According to that drawing, we have

\begin{eqnarray} \vec{k}_I &=& k_I \cos(\theta_I)\hat{e}_x+k_I \sin(\theta_I)\hat{e}_z\\ \vec{k}_R &=& -k_R \cos(\theta_R)\hat{e}_x+k_R \sin(\theta_R)\hat{e}_z\\ \vec{k}_T &=& k_T \cos(\theta_T)\hat{e}_x+k_T \sin(\theta_T)\hat{e}_z \end{eqnarray}

Note that the component \(\hat{e}_x\) always provides the wavevector component perpendicular to the interface, while \(\hat{e}_z\) is the tangential (parallel) component. The total field in both sides is given by

\[\vec{E}=\vec{E}_{\rm inc}+\vec{E}_{\rm ref} \tag{$x<0$}\]

and

\[\vec{E}=\vec{E}_{\rm tra} \tag{$x>0$}\]

on the other side. We now want that those field mathc according to our previously described boundary conditions.

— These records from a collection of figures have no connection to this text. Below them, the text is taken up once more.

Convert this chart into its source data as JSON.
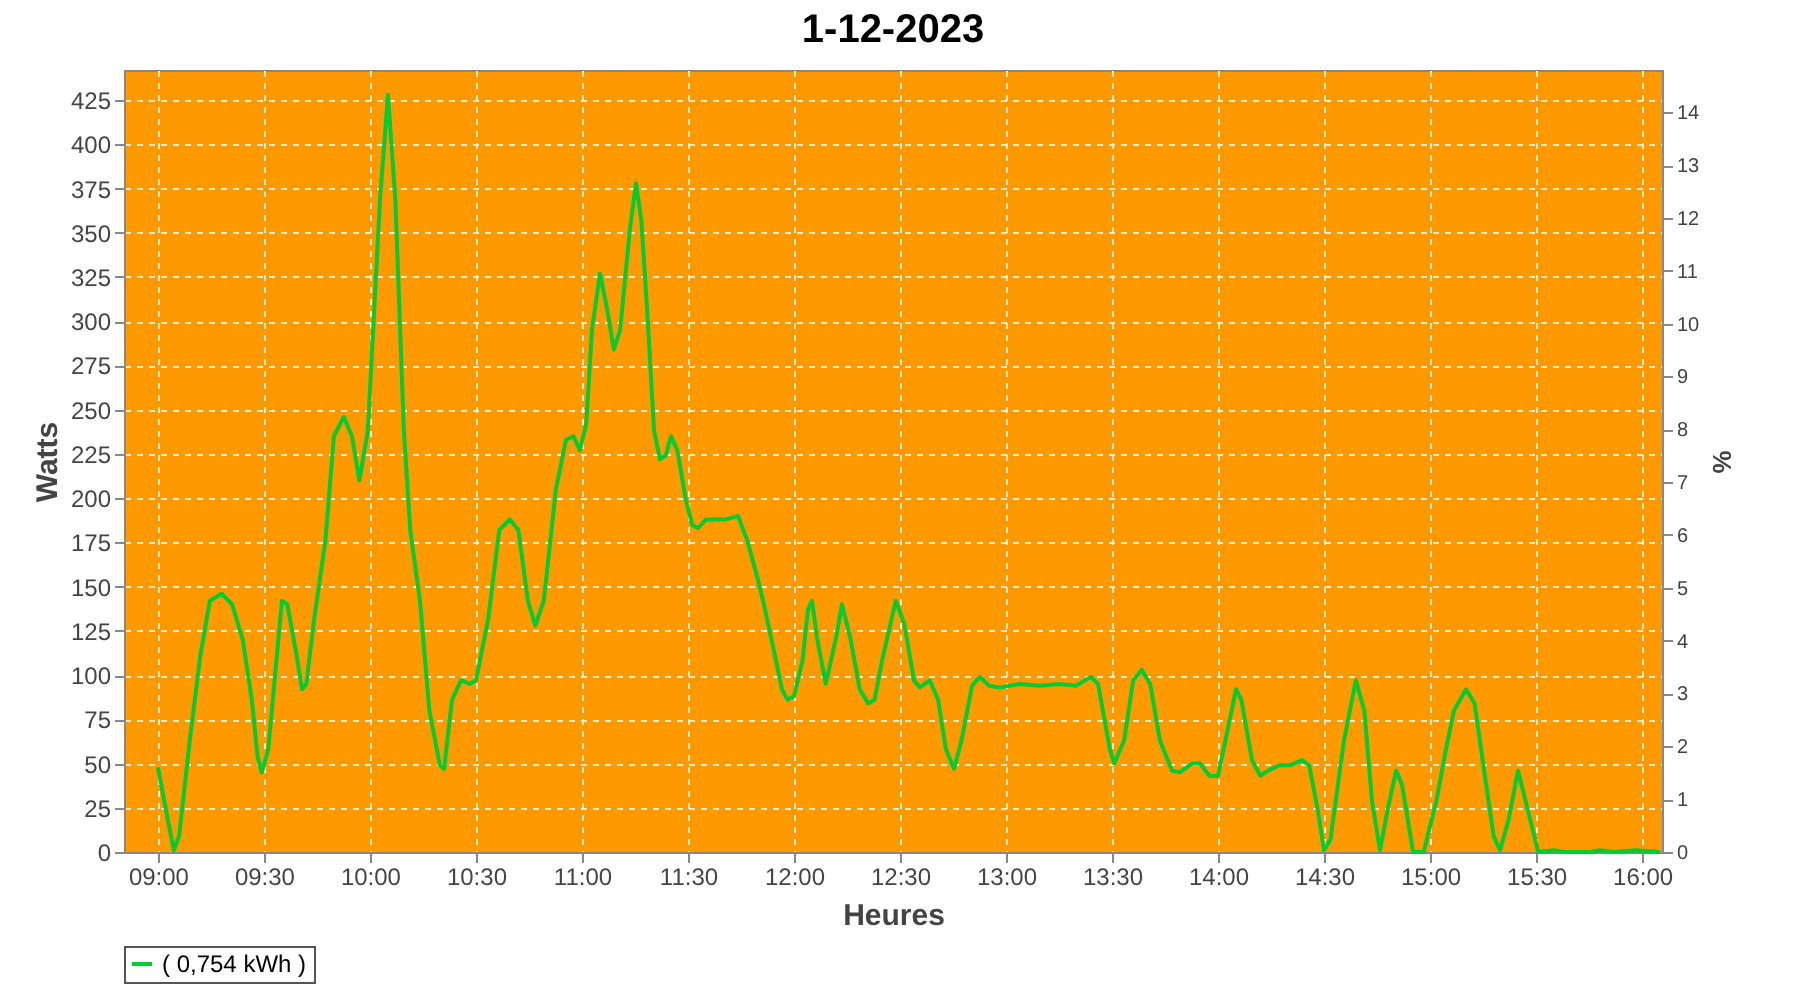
{
  "chart_data": {
    "type": "line",
    "title": "1-12-2023",
    "xlabel": "Heures",
    "ylabel": "Watts",
    "y2label": "%",
    "x": [
      9.0,
      9.047,
      9.075,
      9.1,
      9.15,
      9.2,
      9.245,
      9.3,
      9.35,
      9.4,
      9.443,
      9.47,
      9.49,
      9.52,
      9.585,
      9.61,
      9.65,
      9.68,
      9.7,
      9.736,
      9.79,
      9.83,
      9.877,
      9.915,
      9.95,
      9.99,
      10.047,
      10.085,
      10.12,
      10.16,
      10.19,
      10.236,
      10.28,
      10.33,
      10.35,
      10.387,
      10.43,
      10.47,
      10.5,
      10.557,
      10.61,
      10.66,
      10.7,
      10.745,
      10.78,
      10.82,
      10.877,
      10.925,
      10.96,
      10.99,
      11.02,
      11.047,
      11.085,
      11.12,
      11.15,
      11.18,
      11.226,
      11.255,
      11.28,
      11.31,
      11.34,
      11.368,
      11.395,
      11.42,
      11.45,
      11.49,
      11.52,
      11.547,
      11.585,
      11.63,
      11.68,
      11.736,
      11.78,
      11.83,
      11.86,
      11.905,
      11.943,
      11.97,
      12.0,
      12.04,
      12.066,
      12.085,
      12.11,
      12.15,
      12.2,
      12.226,
      12.264,
      12.31,
      12.35,
      12.38,
      12.415,
      12.48,
      12.52,
      12.566,
      12.594,
      12.64,
      12.68,
      12.717,
      12.755,
      12.79,
      12.84,
      12.877,
      12.92,
      12.97,
      13.066,
      13.16,
      13.25,
      13.33,
      13.4,
      13.434,
      13.49,
      13.51,
      13.557,
      13.6,
      13.64,
      13.68,
      13.726,
      13.783,
      13.82,
      13.877,
      13.915,
      13.96,
      14.0,
      14.04,
      14.085,
      14.11,
      14.16,
      14.2,
      14.236,
      14.29,
      14.34,
      14.396,
      14.43,
      14.47,
      14.5,
      14.53,
      14.594,
      14.65,
      14.69,
      14.726,
      14.764,
      14.8,
      14.84,
      14.868,
      14.92,
      14.97,
      15.03,
      15.075,
      15.113,
      15.17,
      15.21,
      15.255,
      15.3,
      15.33,
      15.37,
      15.415,
      15.45,
      15.51,
      15.585,
      15.63,
      15.755,
      15.8,
      15.86,
      15.97,
      16.085
    ],
    "series": [
      {
        "name": "( 0,754 kWh )",
        "color": "#00cc33",
        "values": [
          48,
          18,
          1,
          9,
          63,
          111,
          142,
          146,
          140,
          120,
          86,
          54,
          45,
          58,
          142,
          140,
          114,
          92,
          95,
          131,
          176,
          235,
          246,
          235,
          210,
          238,
          368,
          428,
          368,
          238,
          182,
          142,
          80,
          49,
          47,
          86,
          97,
          95,
          97,
          131,
          182,
          188,
          182,
          142,
          128,
          142,
          205,
          233,
          235,
          227,
          242,
          295,
          327,
          306,
          284,
          295,
          352,
          378,
          357,
          301,
          238,
          222,
          224,
          235,
          227,
          199,
          185,
          183,
          188,
          188,
          188,
          190,
          176,
          154,
          139,
          114,
          92,
          86,
          88,
          108,
          137,
          142,
          120,
          95,
          122,
          140,
          122,
          92,
          84,
          86,
          108,
          142,
          129,
          97,
          93,
          97,
          86,
          58,
          47,
          63,
          94,
          99,
          94,
          93,
          95,
          94,
          95,
          94,
          99,
          95,
          58,
          50,
          63,
          97,
          103,
          95,
          63,
          46,
          45,
          50,
          50,
          43,
          43,
          66,
          92,
          86,
          52,
          43,
          46,
          49,
          49,
          52,
          49,
          24,
          1,
          7,
          63,
          97,
          80,
          29,
          1,
          24,
          46,
          38,
          0,
          0,
          29,
          58,
          80,
          92,
          84,
          46,
          9,
          1,
          18,
          46,
          29,
          0,
          1,
          0,
          0,
          1,
          0,
          1,
          0
        ]
      }
    ],
    "xlim": [
      8.84,
      16.094
    ],
    "xticks": [
      {
        "value": 9,
        "label": "09:00"
      },
      {
        "value": 9.5,
        "label": "09:30"
      },
      {
        "value": 10,
        "label": "10:00"
      },
      {
        "value": 10.5,
        "label": "10:30"
      },
      {
        "value": 11,
        "label": "11:00"
      },
      {
        "value": 11.5,
        "label": "11:30"
      },
      {
        "value": 12,
        "label": "12:00"
      },
      {
        "value": 12.5,
        "label": "12:30"
      },
      {
        "value": 13,
        "label": "13:00"
      },
      {
        "value": 13.5,
        "label": "13:30"
      },
      {
        "value": 14,
        "label": "14:00"
      },
      {
        "value": 14.5,
        "label": "14:30"
      },
      {
        "value": 15,
        "label": "15:00"
      },
      {
        "value": 15.5,
        "label": "15:30"
      },
      {
        "value": 16,
        "label": "16:00"
      }
    ],
    "ylim": [
      0,
      442
    ],
    "yticks": [
      0,
      25,
      50,
      75,
      100,
      125,
      150,
      175,
      200,
      225,
      250,
      275,
      300,
      325,
      350,
      375,
      400,
      425
    ],
    "y2lim": [
      0,
      14.8
    ],
    "y2ticks": [
      0,
      1,
      2,
      3,
      4,
      5,
      6,
      7,
      8,
      9,
      10,
      11,
      12,
      13,
      14
    ],
    "grid": true,
    "legend": "bottom",
    "line_style": "solid"
  }
}
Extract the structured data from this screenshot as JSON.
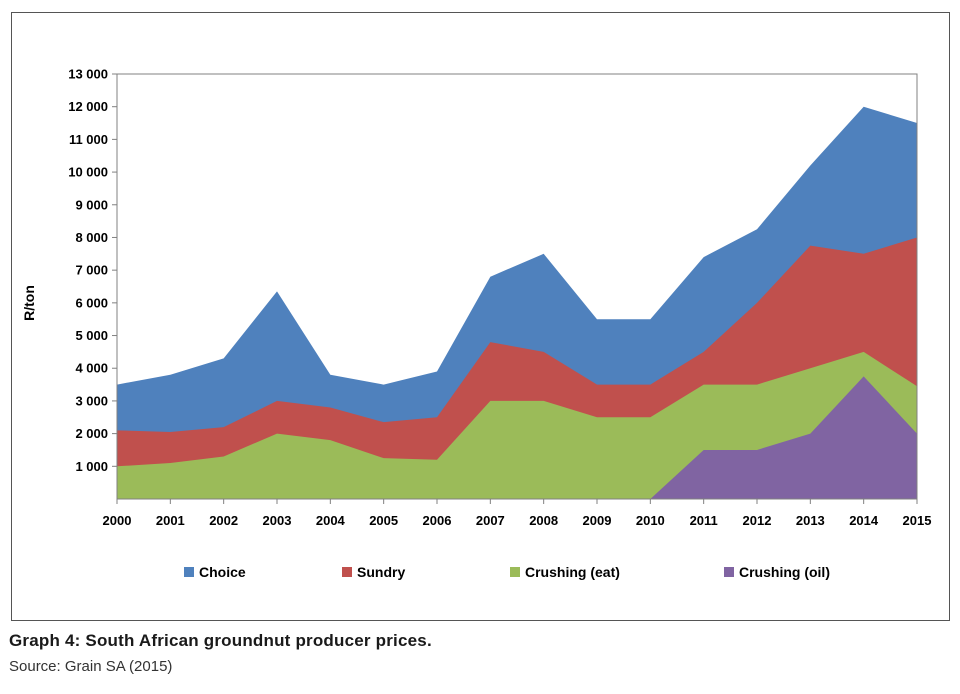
{
  "caption": {
    "title": "Graph 4: South African groundnut producer prices.",
    "source": "Source: Grain SA (2015)"
  },
  "chart_data": {
    "type": "area",
    "stacked": false,
    "x": [
      "2000",
      "2001",
      "2002",
      "2003",
      "2004",
      "2005",
      "2006",
      "2007",
      "2008",
      "2009",
      "2010",
      "2011",
      "2012",
      "2013",
      "2014",
      "2015"
    ],
    "ylabel": "R/ton",
    "ylim": [
      0,
      13000
    ],
    "yticks": [
      1000,
      2000,
      3000,
      4000,
      5000,
      6000,
      7000,
      8000,
      9000,
      10000,
      11000,
      12000,
      13000
    ],
    "ytick_labels": [
      "1 000",
      "2 000",
      "3 000",
      "4 000",
      "5 000",
      "6 000",
      "7 000",
      "8 000",
      "9 000",
      "10 000",
      "11 000",
      "12 000",
      "13 000"
    ],
    "grid": false,
    "legend_position": "bottom",
    "series": [
      {
        "name": "Choice",
        "color": "#4F81BD",
        "values": [
          3500,
          3800,
          4300,
          6350,
          3800,
          3500,
          3900,
          6800,
          7500,
          5500,
          5500,
          7400,
          8250,
          10200,
          12000,
          11500
        ]
      },
      {
        "name": "Sundry",
        "color": "#C0504D",
        "values": [
          2100,
          2050,
          2200,
          3000,
          2800,
          2350,
          2500,
          4800,
          4500,
          3500,
          3500,
          4500,
          6000,
          7750,
          7500,
          8000
        ]
      },
      {
        "name": "Crushing (eat)",
        "color": "#9BBB59",
        "values": [
          1000,
          1100,
          1300,
          2000,
          1800,
          1250,
          1200,
          3000,
          3000,
          2500,
          2500,
          3500,
          3500,
          4000,
          4500,
          3450
        ]
      },
      {
        "name": "Crushing (oil)",
        "color": "#8064A2",
        "values": [
          null,
          null,
          null,
          null,
          null,
          null,
          null,
          null,
          null,
          null,
          0,
          1500,
          1500,
          2000,
          3750,
          2000
        ]
      }
    ]
  }
}
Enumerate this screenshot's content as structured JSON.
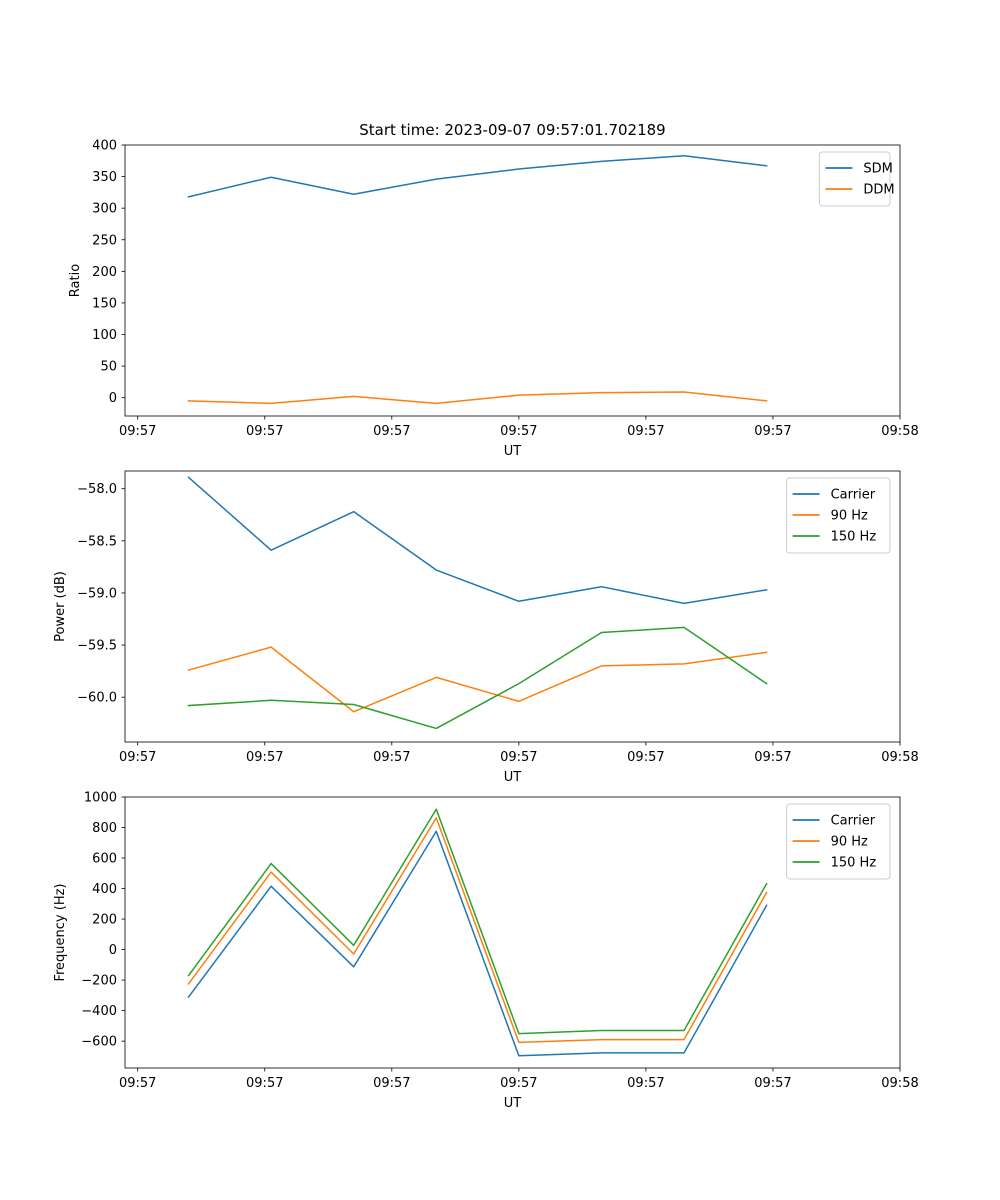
{
  "figure": {
    "title": "Start time: 2023-09-07 09:57:01.702189"
  },
  "palette": {
    "blue": "#1f77b4",
    "orange": "#ff7f0e",
    "green": "#2ca02c",
    "axis": "#000000",
    "legend_border": "#cccccc"
  },
  "chart_data": [
    {
      "id": "ratio",
      "type": "line",
      "title": "Start time: 2023-09-07 09:57:01.702189",
      "xlabel": "UT",
      "ylabel": "Ratio",
      "xlim": [
        -0.5,
        5.6
      ],
      "ylim": [
        -29,
        400
      ],
      "xticks": [
        {
          "v": -0.4,
          "label": "09:57"
        },
        {
          "v": 0.6,
          "label": "09:57"
        },
        {
          "v": 1.6,
          "label": "09:57"
        },
        {
          "v": 2.6,
          "label": "09:57"
        },
        {
          "v": 3.6,
          "label": "09:57"
        },
        {
          "v": 4.6,
          "label": "09:57"
        },
        {
          "v": 5.6,
          "label": "09:58"
        }
      ],
      "yticks": [
        {
          "v": 400,
          "label": "400"
        },
        {
          "v": 350,
          "label": "350"
        },
        {
          "v": 300,
          "label": "300"
        },
        {
          "v": 250,
          "label": "250"
        },
        {
          "v": 200,
          "label": "200"
        },
        {
          "v": 150,
          "label": "150"
        },
        {
          "v": 100,
          "label": "100"
        },
        {
          "v": 50,
          "label": "50"
        },
        {
          "v": 0,
          "label": "0"
        }
      ],
      "x": [
        0.0,
        0.65,
        1.3,
        1.95,
        2.6,
        3.25,
        3.9,
        4.55
      ],
      "legend": "top-right",
      "series": [
        {
          "name": "SDM",
          "color": "#1f77b4",
          "values": [
            318,
            349,
            322,
            346,
            362,
            374,
            383,
            367
          ]
        },
        {
          "name": "DDM",
          "color": "#ff7f0e",
          "values": [
            -5,
            -9,
            2,
            -9,
            4,
            8,
            9,
            -5
          ]
        }
      ]
    },
    {
      "id": "power",
      "type": "line",
      "xlabel": "UT",
      "ylabel": "Power (dB)",
      "xlim": [
        -0.5,
        5.6
      ],
      "ylim": [
        -60.43,
        -57.83
      ],
      "xticks": [
        {
          "v": -0.4,
          "label": "09:57"
        },
        {
          "v": 0.6,
          "label": "09:57"
        },
        {
          "v": 1.6,
          "label": "09:57"
        },
        {
          "v": 2.6,
          "label": "09:57"
        },
        {
          "v": 3.6,
          "label": "09:57"
        },
        {
          "v": 4.6,
          "label": "09:57"
        },
        {
          "v": 5.6,
          "label": "09:58"
        }
      ],
      "yticks": [
        {
          "v": -58.0,
          "label": "−58.0"
        },
        {
          "v": -58.5,
          "label": "−58.5"
        },
        {
          "v": -59.0,
          "label": "−59.0"
        },
        {
          "v": -59.5,
          "label": "−59.5"
        },
        {
          "v": -60.0,
          "label": "−60.0"
        }
      ],
      "x": [
        0.0,
        0.65,
        1.3,
        1.95,
        2.6,
        3.25,
        3.9,
        4.55
      ],
      "legend": "top-right",
      "series": [
        {
          "name": "Carrier",
          "color": "#1f77b4",
          "values": [
            -57.89,
            -58.59,
            -58.22,
            -58.78,
            -59.08,
            -58.94,
            -59.1,
            -58.97
          ]
        },
        {
          "name": "90 Hz",
          "color": "#ff7f0e",
          "values": [
            -59.74,
            -59.52,
            -60.14,
            -59.81,
            -60.04,
            -59.7,
            -59.68,
            -59.57
          ]
        },
        {
          "name": "150 Hz",
          "color": "#2ca02c",
          "values": [
            -60.08,
            -60.03,
            -60.07,
            -60.3,
            -59.87,
            -59.38,
            -59.33,
            -59.87
          ]
        }
      ]
    },
    {
      "id": "frequency",
      "type": "line",
      "xlabel": "UT",
      "ylabel": "Frequency (Hz)",
      "xlim": [
        -0.5,
        5.6
      ],
      "ylim": [
        -776,
        1000
      ],
      "xticks": [
        {
          "v": -0.4,
          "label": "09:57"
        },
        {
          "v": 0.6,
          "label": "09:57"
        },
        {
          "v": 1.6,
          "label": "09:57"
        },
        {
          "v": 2.6,
          "label": "09:57"
        },
        {
          "v": 3.6,
          "label": "09:57"
        },
        {
          "v": 4.6,
          "label": "09:57"
        },
        {
          "v": 5.6,
          "label": "09:58"
        }
      ],
      "yticks": [
        {
          "v": 1000,
          "label": "1000"
        },
        {
          "v": 800,
          "label": "800"
        },
        {
          "v": 600,
          "label": "600"
        },
        {
          "v": 400,
          "label": "400"
        },
        {
          "v": 200,
          "label": "200"
        },
        {
          "v": 0,
          "label": "0"
        },
        {
          "v": -200,
          "label": "−200"
        },
        {
          "v": -400,
          "label": "−400"
        },
        {
          "v": -600,
          "label": "−600"
        }
      ],
      "x": [
        0.0,
        0.65,
        1.3,
        1.95,
        2.6,
        3.25,
        3.9,
        4.55
      ],
      "legend": "top-right",
      "series": [
        {
          "name": "Carrier",
          "color": "#1f77b4",
          "values": [
            -311,
            415,
            -113,
            775,
            -696,
            -677,
            -677,
            290
          ]
        },
        {
          "name": "90 Hz",
          "color": "#ff7f0e",
          "values": [
            -225,
            508,
            -29,
            863,
            -608,
            -590,
            -590,
            375
          ]
        },
        {
          "name": "150 Hz",
          "color": "#2ca02c",
          "values": [
            -170,
            564,
            28,
            920,
            -551,
            -530,
            -530,
            432
          ]
        }
      ]
    }
  ]
}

This matching of the field shall be valid at all times, which directly requires

\[\omega_I=\omega_R=\omega_T \tag{frequency mathcing}\]

This is what we already guessed. Along the interface we also need to have a phase mathcing of the waves as already discussed in the wave optics chapter. This means that

\[\vec{k}_I\cdot \vec{r}=\vec{k}_R\cdot \vec{r}=\vec{k}_T\cdot \vec{r}\]

at all positions \(\vec{r}\) that belong to the interface (i.e. \(x=0\)). Therefore \(\vec{r}=\lbrace 0,y,z \rbrace\) and the equalities yield

\[k_I\sin(\theta_I)=k_R\sin(\theta_R)=k_T\sin(\theta_T)\]

Since the magnitude of the wavevector of the incidenet and the reflected light is the same (both wave travel in the same material), we immediately find

\(\theta_I=\theta_R\)

For the incident and the transmitted wave we have to take the change of the wavenumber into account, which gives.

\begin{eqnarray} n_1 k_0\sin(\theta_I) &=& n_2 k_0\sin(\theta_T)\\ n_1 \sin(\theta_I) &=& n_2 \sin(\theta_T) \end{eqnarray}

which is Snells law. Snells law is the result of the conservation of the parallel component of the wavevector across an interface, while the normal component has to have a jump according to the refractive indices.